Rhetorical Uses of Commas
Where commas are placed can sometimes interfere with or aid in rhetorical effectiveness.
Here are some of the most frequent uses of commas:
Commas after Introductory Element:
Subordinate clauses or prepositional phrases are often used at the start of a sentence to tell where, when, how, or why the main action of a sentence happens. Put a comma after an introductory element to signal the start of the main sentence.
Ambiguous: When Joe sat down to eat his cat jumped on the table.
Clearer: When Joe sat down to eat, his cat jumped on the table.
You could also revise the sentence by putting the subordinate clause at the end: Joe’s cat jumped on the table when he sat down to eat.
Avoid putting a comma between grammatical elements that are logically connected: a subject and its predicate, a verb and its direct object, a preposition and its object, or an adjective and the word or phrase it modifies.
Ambiguous: An old woman sitting on a park bench, tossed crumbs to the pigeons.
Clearer: An old woman sitting on a park bench tossed crumbs to the pigeons.
Although a comma and a coordinating conjunction (and, but, or,…) can be used to form a compound sentence (e.g., I called my mom, and I asked how she was doing.), you do not need to put a comma before every conjunction:
Ambiguous: I found the book in my room, and returned it to the library.
Clearer: I found the book in my room and returned it to the library.
Here’s the rule: When two independent clauses are joined by a conjunction, place a comma before the conjunction. (an independent clause contains a subject and a verb.)
EX: I deeply read all the assignments, so I was able to fully participate in the class discussion.
Here’s the other rule: When the conjunction is combining two verbs that are not independent clauses, do not include a comma.
EX: I deeply read all the assignments and was able to fully participate in the class discussion.
Commas to set off a non-restrictive clause have a different meaning than those that where no comma is used.
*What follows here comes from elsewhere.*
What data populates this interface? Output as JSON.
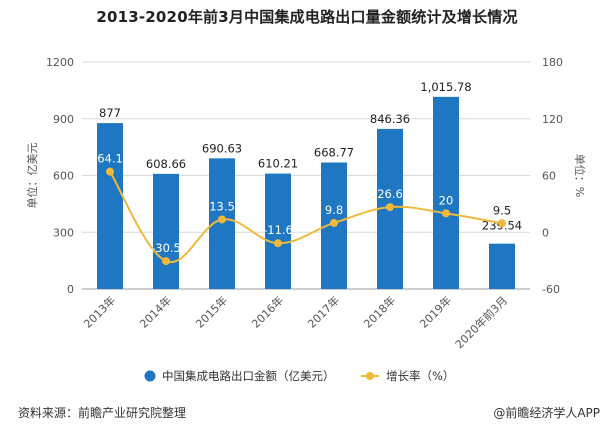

If the clause is restricting the noun it is modifying, do not use a comma:
Non-restrictive: Students, who have jobs, often learn to manage their time carefully. (all students have jobs)
Restrictive: Students who have jobs often learn to manage their time carefully. (only the students who have jobs learn to manage their time)
More on Non-Restrictive Clauses:
A non-restrictive clause is not essential to the meaning of the sentence; it can be removed from the sentence without changing its basic meaning. Non-restrictive clauses are generally set apart from the rest of the sentence by a comma or a pair of commas. Use that not which if you want to restrict which book in the following examples:
Restrictive: Her book that includes seven stories means a lot to me. (This sentence is referring to the one book of all of her books that includes seven stories.)
Non-Restrictive: Her book, which includes seven stories, means a lot to me. (This sentence is referring to the one book that we all know about. Incidentally, it includes seven stories.)
Missing Comma in a Compound Sentence:
When you join two independent clauses with a coordinating conjunction (and, or, nor, but, for, so, or yet), put a comma before the conjunction:
Seen as an error in most academic English conventions: He wanted to travel but he did not want to go far from home.
Revised: He wanted to travel, but he did not want to go far from home.
A comma splice is a run-on sentence that occurs when two independent clauses are joined by just a comma. Comma splices are considered unconventional in most academic conventions.
Example of a comma splice: The film told the story of a haunted house, it featured a frightening ghost.
A comma splice can be fixed in several ways:
Replace comma with a semicolon: The film told the story of a haunted house; it featured a frightening ghost.
Add coordinating conjunction before comma: The film told the story of a haunted house, and it featured a frightening ghost.
Replace comma with period and create two sentences: The film told the story of a haunted house. It featured a frightening ghost.
Exercise: Revise the following paragraph by removing commas that are not necessary and adding commas where they are needed.
California which is also known as the Golden State is the most populous state in the USA. It has a total population of nearly 39 million, and a total area of nearly 164000 square miles. Although, most Californians live, and work in cities agriculture plays a major role in the state’s economy. California is a leading producer of foods such as, fruits vegetables and nuts. The Central Valley is the main agricultural region, it stretches 450 miles from north to south.